The students took turns to narrate their frustrations to some media houses in Namibia, prompting the two countries of Botswana and Namibia to get to the bottom of the matter. Reports reveal that in an effort to empower the disabled learners, Namibia’s Directorate of Disability Affairs, through the Namibia Students Financial Assistance Fund (NSFAF), funded the students to do various courses at the Gaborone campus beginning in 2016.
After graduating in 2019 upon presenting their qualifications to the Namibian Qualification Authority (NQA), they were told the courses they did were not accredited with the authority. The courses included Diplomas in television and broadcasting as well as retailing and merchandising. Only certificate courses were found to be accredited.
Namibia’s Deputy minister of Disability Affairs Alexia Manombe-Ncube said that after being made aware of the strange developments, they inquired with the high commission of Namibia in Botswana, which took the issue up with Limkokwing University in Botswana.
An explanation has since been given that should allay fears of the students who were convinced theirs was a three-year education stint in vain. The university’s regional director of academic management, Phambuka, revealed that contrary to the concerns raised, both diplomas have been approved by the BQA.
“However, the transformation in the BQA accreditation system from the old system to the new accreditation framework resulted in graduates from these programmes completing their studies while the transitioning is still in progress. Hence the current status,” she said.

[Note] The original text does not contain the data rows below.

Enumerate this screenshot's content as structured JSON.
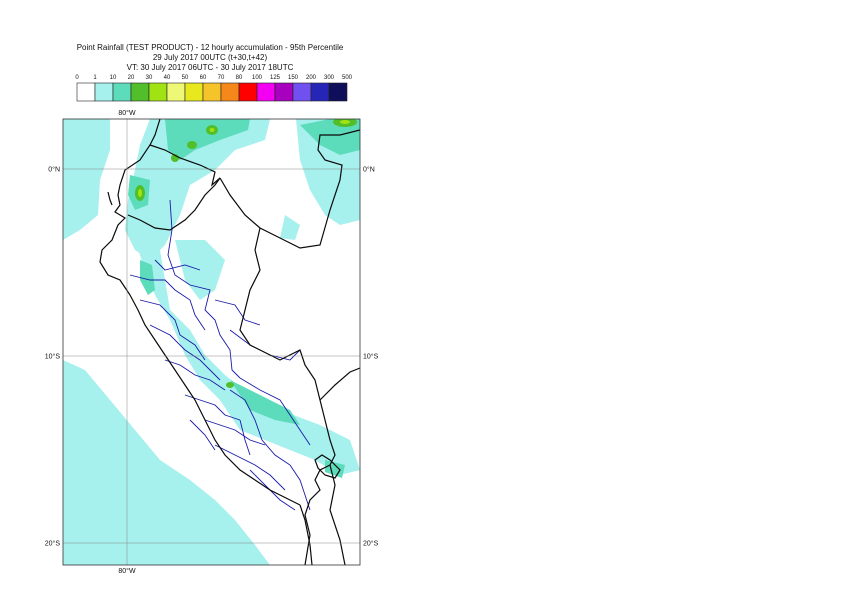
{
  "header": {
    "line1": "Point Rainfall (TEST PRODUCT) - 12 hourly accumulation - 95th Percentile",
    "line2": "29 July 2017 00UTC (t+30,t+42)",
    "line3": "VT: 30 July 2017 06UTC - 30 July 2017 18UTC"
  },
  "legend": {
    "ticks": [
      "0",
      "1",
      "10",
      "20",
      "30",
      "40",
      "50",
      "60",
      "70",
      "80",
      "100",
      "125",
      "150",
      "200",
      "300",
      "500"
    ],
    "colors": [
      "#ffffff",
      "#a6f0ee",
      "#5cdcbb",
      "#52be2a",
      "#a1e312",
      "#eef776",
      "#e8e81f",
      "#f5c42b",
      "#f5871b",
      "#ff0000",
      "#f300f3",
      "#a700bf",
      "#7050f0",
      "#2626b6",
      "#0e0e5a"
    ]
  },
  "map": {
    "lat_labels": [
      {
        "text": "0°N",
        "lat": 0
      },
      {
        "text": "10°S",
        "lat": -10
      },
      {
        "text": "20°S",
        "lat": -20
      }
    ],
    "lon_labels": [
      {
        "text": "80°W",
        "lon": -80
      }
    ],
    "land_color": "#ffffff",
    "rain_light": "#a6f0ee",
    "rain_mod": "#5cdcbb",
    "rain_heavy": "#52be2a",
    "rain_heavier": "#a1e312",
    "border_color": "#0a0a0a",
    "admin_color": "#1a1aa8"
  }
}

Her sentiments were echoed by NSFAF Acting Chief Executive Officer Kennedy Kandume, who added that it was simply a matter of time before the qualifications would be accredited.
He said: “There is nothing wrong with the qualifications. It is just a matter of time and for the process to be sorted out by the Botswana Qualifications Authority (BQA) to be followed by the institution, and then the qualifications are accredited. It is not to say that the qualifications and its entities are not recognised, and therefore it’s a waste of money, but it is a matter of the process being followed for the accreditation and recognition of the qualifications to be completed,” Kandume explained.